The U.S. Secret Service has seized more than $4.24 million in currency that investigators believe was part of a money laundering scheme to acquire new bills in exchange for damaged dollars.
Federal investigators said in a search warrant affidavit in Washington that more than a dozen packages of money submitted in a two-year span since 2010 contained bills that were intentionally damaged through burning and chemical agents.
Most of the money came from a bank in Argentina that agents did not identify in court papers (PDF) unsealed last week in U.S. District Court for the District of Columbia. The damaged cash was transmitted to the U.S. Treasury Department's Bureau of Engraving and Printing (BEP), which runs a money replacement program.
A Secret Service agent said in an affidavit that the currency scheme was an attempt to use the printing bureau's redemption system as a "money laundering machine." Investigators said they found two fragments of a single bill in two separate packages, indicating the person wanted to receive, from the federal government, two new bills from one $100 bill. The fragments were identified through their corresponding serial number.

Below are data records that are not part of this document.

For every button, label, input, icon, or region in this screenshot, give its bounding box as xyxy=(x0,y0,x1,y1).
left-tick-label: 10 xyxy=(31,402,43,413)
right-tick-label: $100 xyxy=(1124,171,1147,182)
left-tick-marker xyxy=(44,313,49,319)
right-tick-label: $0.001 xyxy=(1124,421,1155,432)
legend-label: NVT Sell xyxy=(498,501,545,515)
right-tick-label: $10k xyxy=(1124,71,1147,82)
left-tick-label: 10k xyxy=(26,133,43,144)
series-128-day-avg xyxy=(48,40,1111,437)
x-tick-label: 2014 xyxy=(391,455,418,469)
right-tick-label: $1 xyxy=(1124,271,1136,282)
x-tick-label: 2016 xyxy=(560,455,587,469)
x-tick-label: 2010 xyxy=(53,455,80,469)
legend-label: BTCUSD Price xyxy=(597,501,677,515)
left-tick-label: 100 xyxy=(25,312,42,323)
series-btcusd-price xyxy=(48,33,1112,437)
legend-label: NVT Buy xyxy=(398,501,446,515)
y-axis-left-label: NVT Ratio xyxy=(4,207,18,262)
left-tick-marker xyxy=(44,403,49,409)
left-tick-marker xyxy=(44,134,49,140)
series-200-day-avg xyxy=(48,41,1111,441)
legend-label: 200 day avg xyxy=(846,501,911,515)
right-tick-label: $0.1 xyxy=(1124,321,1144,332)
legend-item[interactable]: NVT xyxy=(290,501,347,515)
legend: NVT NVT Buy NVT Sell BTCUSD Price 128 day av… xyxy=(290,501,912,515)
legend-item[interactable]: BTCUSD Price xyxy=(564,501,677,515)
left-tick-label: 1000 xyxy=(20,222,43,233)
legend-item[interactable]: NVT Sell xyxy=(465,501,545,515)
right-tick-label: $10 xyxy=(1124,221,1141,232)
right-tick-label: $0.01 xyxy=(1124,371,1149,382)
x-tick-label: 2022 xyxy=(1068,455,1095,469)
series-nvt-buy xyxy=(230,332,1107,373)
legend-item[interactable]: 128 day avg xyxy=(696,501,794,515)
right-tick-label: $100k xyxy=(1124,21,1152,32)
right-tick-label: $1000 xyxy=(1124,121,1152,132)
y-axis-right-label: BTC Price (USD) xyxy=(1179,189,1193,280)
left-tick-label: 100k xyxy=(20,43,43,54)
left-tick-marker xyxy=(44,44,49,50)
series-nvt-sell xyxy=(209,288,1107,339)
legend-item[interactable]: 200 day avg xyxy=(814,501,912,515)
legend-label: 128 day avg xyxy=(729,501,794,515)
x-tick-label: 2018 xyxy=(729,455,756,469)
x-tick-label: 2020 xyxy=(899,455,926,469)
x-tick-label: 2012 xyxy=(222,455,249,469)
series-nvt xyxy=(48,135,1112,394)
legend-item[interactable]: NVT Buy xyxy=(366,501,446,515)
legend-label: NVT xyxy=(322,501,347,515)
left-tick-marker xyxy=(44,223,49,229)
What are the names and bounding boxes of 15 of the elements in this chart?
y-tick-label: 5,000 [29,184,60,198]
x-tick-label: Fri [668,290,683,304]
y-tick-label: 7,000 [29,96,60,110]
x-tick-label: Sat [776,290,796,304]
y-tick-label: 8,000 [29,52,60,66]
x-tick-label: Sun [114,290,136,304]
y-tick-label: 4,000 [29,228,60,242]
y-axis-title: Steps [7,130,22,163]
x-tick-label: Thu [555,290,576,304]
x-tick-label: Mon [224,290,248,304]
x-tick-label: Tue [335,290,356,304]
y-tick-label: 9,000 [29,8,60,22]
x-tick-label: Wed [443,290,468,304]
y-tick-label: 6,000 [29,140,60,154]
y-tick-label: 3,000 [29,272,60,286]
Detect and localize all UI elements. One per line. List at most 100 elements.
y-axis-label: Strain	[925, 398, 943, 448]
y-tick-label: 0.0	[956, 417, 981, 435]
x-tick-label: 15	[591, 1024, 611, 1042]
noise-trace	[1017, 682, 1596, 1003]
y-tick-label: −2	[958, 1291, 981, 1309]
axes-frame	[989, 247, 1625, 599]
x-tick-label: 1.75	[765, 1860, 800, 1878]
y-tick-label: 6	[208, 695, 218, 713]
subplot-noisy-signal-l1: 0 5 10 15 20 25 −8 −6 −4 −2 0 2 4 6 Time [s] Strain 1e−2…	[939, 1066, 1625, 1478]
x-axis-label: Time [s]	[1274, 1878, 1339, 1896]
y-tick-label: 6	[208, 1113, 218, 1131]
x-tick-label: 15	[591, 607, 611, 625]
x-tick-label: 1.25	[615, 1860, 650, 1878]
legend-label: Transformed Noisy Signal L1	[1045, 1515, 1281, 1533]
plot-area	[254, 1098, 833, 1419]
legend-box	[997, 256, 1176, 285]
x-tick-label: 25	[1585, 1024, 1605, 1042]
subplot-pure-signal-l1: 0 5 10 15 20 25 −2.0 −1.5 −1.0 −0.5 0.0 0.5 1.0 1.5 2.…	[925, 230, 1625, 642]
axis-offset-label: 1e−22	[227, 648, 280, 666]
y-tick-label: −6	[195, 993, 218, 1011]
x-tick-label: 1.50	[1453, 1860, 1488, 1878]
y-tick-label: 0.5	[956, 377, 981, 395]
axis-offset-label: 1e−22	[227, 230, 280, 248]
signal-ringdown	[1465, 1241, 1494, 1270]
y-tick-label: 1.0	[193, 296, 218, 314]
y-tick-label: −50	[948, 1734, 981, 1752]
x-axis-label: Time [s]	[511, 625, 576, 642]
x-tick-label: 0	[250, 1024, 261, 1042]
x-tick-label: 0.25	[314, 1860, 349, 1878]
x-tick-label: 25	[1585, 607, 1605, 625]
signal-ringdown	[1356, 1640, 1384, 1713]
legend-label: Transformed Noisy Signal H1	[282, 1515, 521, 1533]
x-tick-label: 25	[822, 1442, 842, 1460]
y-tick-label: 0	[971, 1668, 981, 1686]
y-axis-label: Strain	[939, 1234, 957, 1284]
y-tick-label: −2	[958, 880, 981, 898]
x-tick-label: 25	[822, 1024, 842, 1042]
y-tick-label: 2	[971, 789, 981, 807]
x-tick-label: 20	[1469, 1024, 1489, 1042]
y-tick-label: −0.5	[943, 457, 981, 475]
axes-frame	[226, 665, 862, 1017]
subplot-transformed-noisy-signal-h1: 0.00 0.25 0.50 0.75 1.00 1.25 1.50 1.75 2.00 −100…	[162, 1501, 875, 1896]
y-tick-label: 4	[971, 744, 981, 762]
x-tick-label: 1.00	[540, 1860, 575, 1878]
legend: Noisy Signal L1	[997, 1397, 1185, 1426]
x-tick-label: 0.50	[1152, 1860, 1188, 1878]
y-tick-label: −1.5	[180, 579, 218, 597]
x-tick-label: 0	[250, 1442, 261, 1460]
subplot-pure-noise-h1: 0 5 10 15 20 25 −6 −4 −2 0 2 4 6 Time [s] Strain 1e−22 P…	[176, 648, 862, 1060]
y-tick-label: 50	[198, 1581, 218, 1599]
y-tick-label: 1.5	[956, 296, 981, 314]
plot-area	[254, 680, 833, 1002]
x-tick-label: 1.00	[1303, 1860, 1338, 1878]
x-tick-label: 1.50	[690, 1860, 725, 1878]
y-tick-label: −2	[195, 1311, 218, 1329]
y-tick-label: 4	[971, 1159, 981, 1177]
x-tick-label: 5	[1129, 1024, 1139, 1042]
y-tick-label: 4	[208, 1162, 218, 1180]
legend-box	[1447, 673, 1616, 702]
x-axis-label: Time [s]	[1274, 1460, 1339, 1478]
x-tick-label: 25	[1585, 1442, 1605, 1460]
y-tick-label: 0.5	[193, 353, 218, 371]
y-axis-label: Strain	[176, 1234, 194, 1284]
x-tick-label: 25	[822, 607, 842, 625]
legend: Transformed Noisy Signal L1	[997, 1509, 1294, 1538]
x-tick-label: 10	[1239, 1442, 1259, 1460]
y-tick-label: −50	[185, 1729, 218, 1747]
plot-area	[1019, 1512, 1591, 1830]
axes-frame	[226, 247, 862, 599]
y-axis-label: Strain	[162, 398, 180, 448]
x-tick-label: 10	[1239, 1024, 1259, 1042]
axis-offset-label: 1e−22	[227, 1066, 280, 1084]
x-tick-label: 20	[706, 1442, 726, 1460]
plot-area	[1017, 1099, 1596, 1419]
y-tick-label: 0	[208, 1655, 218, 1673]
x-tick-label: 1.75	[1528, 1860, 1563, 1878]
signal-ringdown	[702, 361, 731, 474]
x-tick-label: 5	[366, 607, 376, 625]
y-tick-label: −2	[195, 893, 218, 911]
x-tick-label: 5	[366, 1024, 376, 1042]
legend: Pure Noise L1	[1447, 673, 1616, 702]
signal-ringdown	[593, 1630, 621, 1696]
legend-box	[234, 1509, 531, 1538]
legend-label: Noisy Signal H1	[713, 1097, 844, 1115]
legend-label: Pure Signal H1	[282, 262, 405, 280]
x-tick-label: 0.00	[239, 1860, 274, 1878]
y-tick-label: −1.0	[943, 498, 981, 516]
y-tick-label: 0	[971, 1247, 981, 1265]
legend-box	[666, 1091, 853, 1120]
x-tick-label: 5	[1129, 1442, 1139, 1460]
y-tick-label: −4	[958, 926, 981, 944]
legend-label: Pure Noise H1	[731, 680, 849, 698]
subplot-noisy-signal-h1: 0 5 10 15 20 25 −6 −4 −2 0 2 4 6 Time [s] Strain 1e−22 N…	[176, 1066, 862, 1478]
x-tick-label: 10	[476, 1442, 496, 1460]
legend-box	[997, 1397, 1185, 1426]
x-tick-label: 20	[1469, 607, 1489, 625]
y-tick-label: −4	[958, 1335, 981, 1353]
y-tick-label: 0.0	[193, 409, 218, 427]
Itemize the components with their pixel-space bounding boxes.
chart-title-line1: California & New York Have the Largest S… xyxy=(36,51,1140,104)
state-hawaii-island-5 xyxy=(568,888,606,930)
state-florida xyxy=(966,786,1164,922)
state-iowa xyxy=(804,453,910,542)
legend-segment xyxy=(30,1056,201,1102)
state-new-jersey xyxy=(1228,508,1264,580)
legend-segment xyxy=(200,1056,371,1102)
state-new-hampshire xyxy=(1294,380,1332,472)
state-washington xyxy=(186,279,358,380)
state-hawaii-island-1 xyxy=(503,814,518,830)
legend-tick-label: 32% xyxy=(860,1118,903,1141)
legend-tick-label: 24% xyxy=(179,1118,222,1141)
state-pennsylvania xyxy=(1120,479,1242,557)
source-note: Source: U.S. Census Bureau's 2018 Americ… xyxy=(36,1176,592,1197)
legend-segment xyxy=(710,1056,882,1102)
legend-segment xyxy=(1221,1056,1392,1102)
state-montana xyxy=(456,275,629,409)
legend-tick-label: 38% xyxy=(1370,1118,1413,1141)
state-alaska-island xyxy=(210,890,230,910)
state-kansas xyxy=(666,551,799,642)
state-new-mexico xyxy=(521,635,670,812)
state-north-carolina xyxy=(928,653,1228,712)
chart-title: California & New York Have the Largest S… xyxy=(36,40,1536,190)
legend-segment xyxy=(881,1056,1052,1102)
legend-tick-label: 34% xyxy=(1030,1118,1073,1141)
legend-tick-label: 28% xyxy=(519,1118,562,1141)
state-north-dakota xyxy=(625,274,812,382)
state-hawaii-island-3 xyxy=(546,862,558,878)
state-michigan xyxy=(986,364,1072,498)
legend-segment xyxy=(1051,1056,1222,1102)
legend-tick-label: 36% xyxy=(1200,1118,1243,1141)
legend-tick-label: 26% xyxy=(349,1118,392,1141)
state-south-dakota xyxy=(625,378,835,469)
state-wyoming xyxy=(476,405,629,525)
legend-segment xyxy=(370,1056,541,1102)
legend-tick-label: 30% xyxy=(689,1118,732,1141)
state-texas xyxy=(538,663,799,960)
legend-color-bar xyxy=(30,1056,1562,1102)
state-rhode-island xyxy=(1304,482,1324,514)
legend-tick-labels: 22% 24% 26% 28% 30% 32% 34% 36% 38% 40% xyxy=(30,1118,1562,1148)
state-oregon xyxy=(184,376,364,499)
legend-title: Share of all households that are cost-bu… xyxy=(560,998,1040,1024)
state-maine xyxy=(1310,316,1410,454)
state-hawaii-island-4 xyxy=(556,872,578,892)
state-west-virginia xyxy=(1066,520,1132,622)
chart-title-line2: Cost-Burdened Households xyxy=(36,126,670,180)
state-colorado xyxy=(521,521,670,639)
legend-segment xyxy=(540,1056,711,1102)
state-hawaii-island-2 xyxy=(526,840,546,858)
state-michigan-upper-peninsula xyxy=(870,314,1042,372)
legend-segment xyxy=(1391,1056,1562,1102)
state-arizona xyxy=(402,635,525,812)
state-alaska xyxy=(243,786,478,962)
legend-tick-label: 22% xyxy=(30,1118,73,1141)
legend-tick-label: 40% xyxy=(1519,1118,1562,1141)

"[I]t is in the interest of criminals in foreign countries who generate large quantities of American cash in illegal transactions to get all or even some of it 'laundered' both so they can spend their ill-gotten gains and to conceal their unlawful transactions," the agent, Warren Buckley, said in court papers. "If mutilated currency can be redeemed through BEP, this is perhaps the ideal money-laundering scheme."
Some notes that appeared water-damaged, Buckley said, revealed the presence of a chemical "as if they had been put in laundry detergent, fabric softener or fabric cleaners." The addition of a chemical, he said, "gives the note the appearance of looking considerably more worn and older than it is."
The duplicate bill fragment evidence, combined with signs that the bills were intentionally damaged, gave reason to believe "that the mutilated currency's original holders are unlawfully altering currency and/or trying to launder monetary instruments through BEP," Buckley said in a search warrant affidavit. It's a federal crime to intentionally mutilate U.S. currency with an intent to defraud.
Buckley did not speculate on the origin of the money. He said, however, that "lawful retailers" in the United States and abroad do not typically engage in transactions that involve $100 bills only. In the United States, he said, a "$100 bill is still a comparatively rare thing to see, such that some retailers decline to make change for a $100 bill for fear it might be counterfeit."
U.S. Magistrate Judge Alan Kay in Washington on May 7 approved the search and seizure of the cash. The money is now subject to civil or criminal forfeiture. Court records, publicly filed on June 13, do not indicate that any person has made a claim on the cash. A spokesman for the Secret Service did not immediately comment on the investigation.
Mutilated currency is money that is less than 50 percent of the original note or in a condition that requires a special examination to determine the value. The more damaged the cash, the longer the inspection takes.
Currency examiners over their careers have seen notes "that were buried in the ground for decades or washed out in floods, bills that were burnt in fires and notes that have been eaten by animals," court records show.
Examiners are suspicious when two separately submitted bills "have remarkably similar or the same burn marks and charring pattern" on each bill. "When BEP experts find notes in different packages burnt in the same way in unusual places, they suspect intentional burning," Buckley said.
Last July, Secret Service agents and Treasury Department inspector general's office staff interviewed officials in Bank of America's foreign currency services unit in Miami. The bank was a "middle man," accepting cash from the bank in Argentina and then forwarding the money to the BEP for redemption.
Bank officials told the Secret Service that the bank does not inspect the bags of mutilated currency it receives, according to Buckley's affidavit. Bank of America's client, according to bank officials, do not immediately receive any payment from the bank.
The latest seizure of damaged money is not the first. Since 2007, there have been several cases in Washington federal district court in which the authorities seized mutilated currency on the belief that the currency was intentionally damaged.